The ad from Sahota’s law firm, Acheson, Sweeney, Foley and Sahota, offered a “safe and supportive environment” for victims to tell their story and included a quote from Gen. Jonathan Vance, chief of the defence staff, about sexual assault and harassment being a “real and present threat to our institution.”
The firm submitted the ad in December to run in CFB Esquimalt’s newspaper The Lookout, and didn’t think it would be difficult to get published — but it’s been anything but easy. After a number of intitial edits which Sahota called “subtle” and “cosmetic,” the ad has since been rejected by senior leadership at CFB Esquimalt.
According to Sahota, the purpose of the ad was to provide survivors of sexual assault, harassment, abuse or sexualized discriminiation with another avenue to come forward and speak to someone confidentially, if they feel uncomfortable reporting such incidents to their superiors.
“I anticipated it would be encouraged and seen as productive by the Department of National Defence given what top leaders were saying about the situtation, namely that they were aware of the problem and wanted to do everything that they could to change the culture within the forces that led to this and of course, one of the things that’s necessary in that process is to hear from the survivors of this type of behaviour,” Sahota said. “Clearly there’s no cultural change that’s occuring.”
Capt. Jennifer Jackson, public affairs officer for CFB Esquimalt, said the topic of the ad was not considered to be controversial, but did not meet the intent of the newspaper.

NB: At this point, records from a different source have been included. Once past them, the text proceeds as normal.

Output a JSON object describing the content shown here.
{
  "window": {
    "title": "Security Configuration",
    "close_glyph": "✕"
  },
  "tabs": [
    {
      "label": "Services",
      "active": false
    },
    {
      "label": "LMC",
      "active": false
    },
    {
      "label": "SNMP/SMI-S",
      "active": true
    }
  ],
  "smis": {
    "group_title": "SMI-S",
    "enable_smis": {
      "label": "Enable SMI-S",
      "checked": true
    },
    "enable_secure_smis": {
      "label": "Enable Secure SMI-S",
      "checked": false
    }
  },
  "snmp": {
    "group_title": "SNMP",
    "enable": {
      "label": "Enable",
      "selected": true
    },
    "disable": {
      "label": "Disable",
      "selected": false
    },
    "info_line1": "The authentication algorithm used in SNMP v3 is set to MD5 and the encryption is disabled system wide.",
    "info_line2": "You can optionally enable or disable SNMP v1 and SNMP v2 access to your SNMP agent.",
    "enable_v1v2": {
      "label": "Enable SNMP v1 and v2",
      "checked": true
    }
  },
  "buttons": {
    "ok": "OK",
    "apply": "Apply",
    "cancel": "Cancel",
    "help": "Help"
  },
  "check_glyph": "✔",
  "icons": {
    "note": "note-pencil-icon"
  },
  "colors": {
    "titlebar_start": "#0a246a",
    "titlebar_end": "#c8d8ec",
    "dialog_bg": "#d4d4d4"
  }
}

“The chain of command takes this issue extremely seriously, and continues to employ a variety of strategies and approaches to instill institutional change,” she said in an emailed statement, adding the newspaper is open to accepting ads from the firm that meet the newspaper’s policies.
In December, former sailor Nicola Peffers, who was based in CFB Esquimalt, launched a class action lawsuit against the armed forces, alleging sexual assault and harassment of female and LGBTQ members. Sahota’s firm set up a hotline for former members of the armed forces to report incidents of sexual assault or harassment. Since then more than 100 people have come forward alleging single incidents of sexual harassment to multiple sexual assaults with weapons spanning the length of a career.
In 2015 an independent review by former Supreme Court justice Marie Deschamps found sexual misconduct was “endemic” in the military and tolerated by the highest levels of leadership. Shortly after, Canada’s top general Jonathan Vance launched Operation Honour, aimed at ending the problem.
But the decision to axe the ad has raised concerns for Sahota, who called it a “missed opportunity.”
“Instead, their decision was to, it appears, to censor the ad,” he said.